Margont battit en retraite. Il fallait prendre le temps de se renseigner sur tout ennemi potentiel avant de l’affronter.
— De toute façon, sans la coopération de cette dame, nos recherches seraient peu productives, précisa Relmyer. C’est pourquoi je vous propose de procéder autrement. J’ai envoyé l’un de mes hussards porter une lettre à Luise pour lui demander d’essayer d’arranger une rencontre entre Mme Blanken et nous. Elle m’a répondu que ses parents allaient donner un bal. Napoléon fait pression sur les Viennois afin qu’ils organisent des réceptions. L’Empereur veut divertir ses officiers et montrer qu’il est si confiant en sa victoire à venir qu’il autorise régulièrement ses soldats à perdre leur temps en badinages mondains. Il a même invité des acteurs parisiens pour qu’ils jouent dans le théâtre du château de Schönbrunn, où il s’est installé. Les Mitterburg ont accepté parce que, comme bien des Autrichiens, ils tentent de composer avec les deux camps. Si l’archiduc Charles l’emporte, ils expliqueront que les Français les ont obligés à donner cette soirée, ce qui est vrai. Et si c’est Napoléon qui gagne cette guerre, le commerce des Mitterburg continuera à fructifier...
Margont hocha la tête.
— Il faut avouer que les relations franco-autrichiennes sont si compliquées que tout le monde y perd son latin ! Sous la Révolution et le Consulat, l’Autriche et la France étaient ennemies. Puis on se réconcilie après Austerlitz. Alors les soldats français s’entendent dire qu’il ne faut plus critiquer les Autrichiens, car ceux-ci sont nos amis. Aujourd’hui, l’Autriche recommence à nous faire la guerre. Mais nul doute que, si Napoléon triomphe, elle s’empressera de s’allier à nouveau avec lui, pour atténuer sa colère et limiter l’ampleur des sanctions !

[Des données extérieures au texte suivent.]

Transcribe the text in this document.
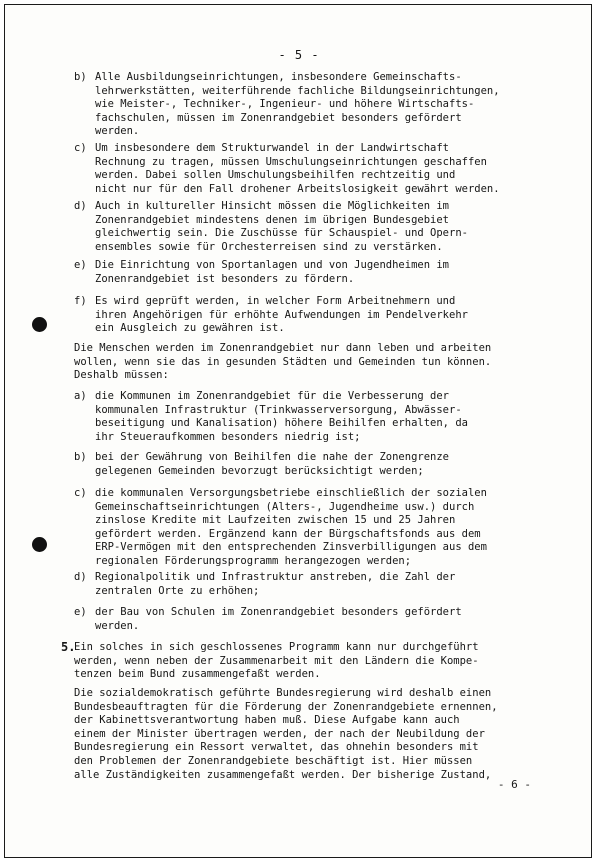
- 5 -
b) Alle Ausbildungseinrichtungen, insbesondere Gemeinschafts-
lehrwerkstätten, weiterführende fachliche Bildungseinrichtungen,
wie Meister-, Techniker-, Ingenieur- und höhere Wirtschafts-
fachschulen, müssen im Zonenrandgebiet besonders gefördert
werden.
c) Um insbesondere dem Strukturwandel in der Landwirtschaft
Rechnung zu tragen, müssen Umschulungseinrichtungen geschaffen
werden. Dabei sollen Umschulungsbeihilfen rechtzeitig und
nicht nur für den Fall drohener Arbeitslosigkeit gewährt werden.
d) Auch in kultureller Hinsicht mössen die Möglichkeiten im
Zonenrandgebiet mindestens denen im übrigen Bundesgebiet
gleichwertig sein. Die Zuschüsse für Schauspiel- und Opern-
ensembles sowie für Orchesterreisen sind zu verstärken.
e) Die Einrichtung von Sportanlagen und von Jugendheimen im
Zonenrandgebiet ist besonders zu fördern.
f) Es wird geprüft werden, in welcher Form Arbeitnehmern und
ihren Angehörigen für erhöhte Aufwendungen im Pendelverkehr
ein Ausgleich zu gewähren ist.
Die Menschen werden im Zonenrandgebiet nur dann leben und arbeiten
wollen, wenn sie das in gesunden Städten und Gemeinden tun können.
Deshalb müssen:
a) die Kommunen im Zonenrandgebiet für die Verbesserung der
kommunalen Infrastruktur (Trinkwasserversorgung, Abwässer-
beseitigung und Kanalisation) höhere Beihilfen erhalten, da
ihr Steueraufkommen besonders niedrig ist;
b) bei der Gewährung von Beihilfen die nahe der Zonengrenze
gelegenen Gemeinden bevorzugt berücksichtigt werden;
c) die kommunalen Versorgungsbetriebe einschließlich der sozialen
Gemeinschaftseinrichtungen (Alters-, Jugendheime usw.) durch
zinslose Kredite mit Laufzeiten zwischen 15 und 25 Jahren
gefördert werden. Ergänzend kann der Bürgschaftsfonds aus dem
ERP-Vermögen mit den entsprechenden Zinsverbilligungen aus dem
regionalen Förderungsprogramm herangezogen werden;
d) Regionalpolitik und Infrastruktur anstreben, die Zahl der
zentralen Orte zu erhöhen;
e) der Bau von Schulen im Zonenrandgebiet besonders gefördert
werden.
5.
Ein solches in sich geschlossenes Programm kann nur durchgeführt
werden, wenn neben der Zusammenarbeit mit den Ländern die Kompe-
tenzen beim Bund zusammengefaßt werden.
Die sozialdemokratisch geführte Bundesregierung wird deshalb einen
Bundesbeauftragten für die Förderung der Zonenrandgebiete ernennen,
der Kabinettsverantwortung haben muß. Diese Aufgabe kann auch
einem der Minister übertragen werden, der nach der Neubildung der
Bundesregierung ein Ressort verwaltet, das ohnehin besonders mit
den Problemen der Zonenrandgebiete beschäftigt ist. Hier müssen
alle Zuständigkeiten zusammengefaßt werden. Der bisherige Zustand,
- 6 -
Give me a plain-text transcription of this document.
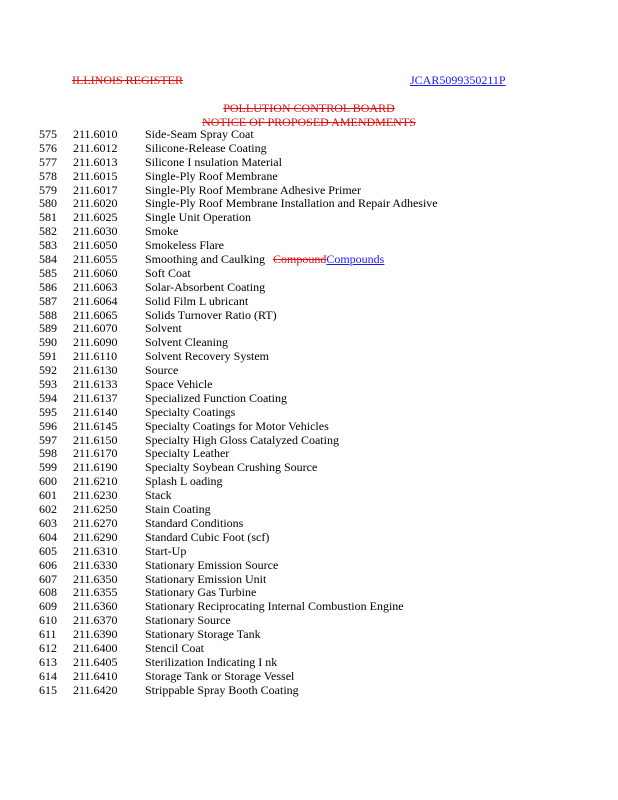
ILLINOIS REGISTER	JCAR5099350211P
POLLUTION CONTROL BOARD
NOTICE OF PROPOSED AMENDMENTS
575 211.6010 Side-Seam Spray Coat
576 211.6012 Silicone-Release Coating
577 211.6013 Silicone I nsulation Material
578 211.6015 Single-Ply Roof Membrane
579 211.6017 Single-Ply Roof Membrane Adhesive Primer
580 211.6020 Single-Ply Roof Membrane Installation and Repair Adhesive
581 211.6025 Single Unit Operation
582 211.6030 Smoke
583 211.6050 Smokeless Flare
584 211.6055 Smoothing and Caulking CompoundCompounds
585 211.6060 Soft Coat
586 211.6063 Solar-Absorbent Coating
587 211.6064 Solid Film L ubricant
588 211.6065 Solids Turnover Ratio (RT)
589 211.6070 Solvent
590 211.6090 Solvent Cleaning
591 211.6110 Solvent Recovery System
592 211.6130 Source
593 211.6133 Space Vehicle
594 211.6137 Specialized Function Coating
595 211.6140 Specialty Coatings
596 211.6145 Specialty Coatings for Motor Vehicles
597 211.6150 Specialty High Gloss Catalyzed Coating
598 211.6170 Specialty Leather
599 211.6190 Specialty Soybean Crushing Source
600 211.6210 Splash L oading
601 211.6230 Stack
602 211.6250 Stain Coating
603 211.6270 Standard Conditions
604 211.6290 Standard Cubic Foot (scf)
605 211.6310 Start-Up
606 211.6330 Stationary Emission Source
607 211.6350 Stationary Emission Unit
608 211.6355 Stationary Gas Turbine
609 211.6360 Stationary Reciprocating Internal Combustion Engine
610 211.6370 Stationary Source
611 211.6390 Stationary Storage Tank
612 211.6400 Stencil Coat
613 211.6405 Sterilization Indicating I nk
614 211.6410 Storage Tank or Storage Vessel
615 211.6420 Strippable Spray Booth Coating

Relmyer s’amusait de l’ironie de ces renversements incessants de situation.
— Beaucoup d’Autrichiens sont patriotes, déclara-t-il. Mais ceux qui ménagent la chèvre et le chou sont aussi nombreux. Et ces derniers, que font-ils d’autre sinon imiter leur empereur François Ier, qui retourne sa veste après chaque défaite ?
Là, il se mit à rire de son insolence.
— Mais revenons à notre enquête. Mme Blanken sera invitée. Elle fait partie des incontournables de ce genre de réceptions. Mieux, d’après Luise, elle se range dans le camp des mi-figue mi-raisin. Durant le bal, nous pourrons l’approcher. Alors, peut-être parviendrons-nous à l’amadouer et à l’interroger. M’écoutez-vous ?
— Absolument, répliqua Margont.
Il accordait son attention à Relmyer, mais il pensait également à Luise. Il allait donc la revoir. Produirait-elle le même effet sur lui que la première fois ?
— La soirée aura lieu le 31 mai. Nous avons tout juste le temps de préparer nos uniformes d’apparat. Je serais heureux que Lefine se joigne à nous. Sans lui, nous...
Il n’acheva pas sa phrase.
— Et le fameux Piquebois ! s’exclama-t-il. C’est un ancien hussard, donc je tiens à ce qu’il soit des nôtres. D’ailleurs, avez-vous d’autres amis ?
Margont indiqua du regard la silhouette qui s’éternisait sous un saule.
— Le lieutenant Saber, qui bouillonne là-bas, et le médecin-major Brémond.
— Ils seront les bienvenus ! Vous allez voir ce qu’est un bal viennois. Un pur moment de magie.
CHAPITRE IX
Margont se rendit à cette soirée en compagnie de Lefine, de Jean-Quenin Brémond et de Relmyer. Saber et Piquebois, libérés plus tôt de leurs obligations, s’y trouvaient déjà.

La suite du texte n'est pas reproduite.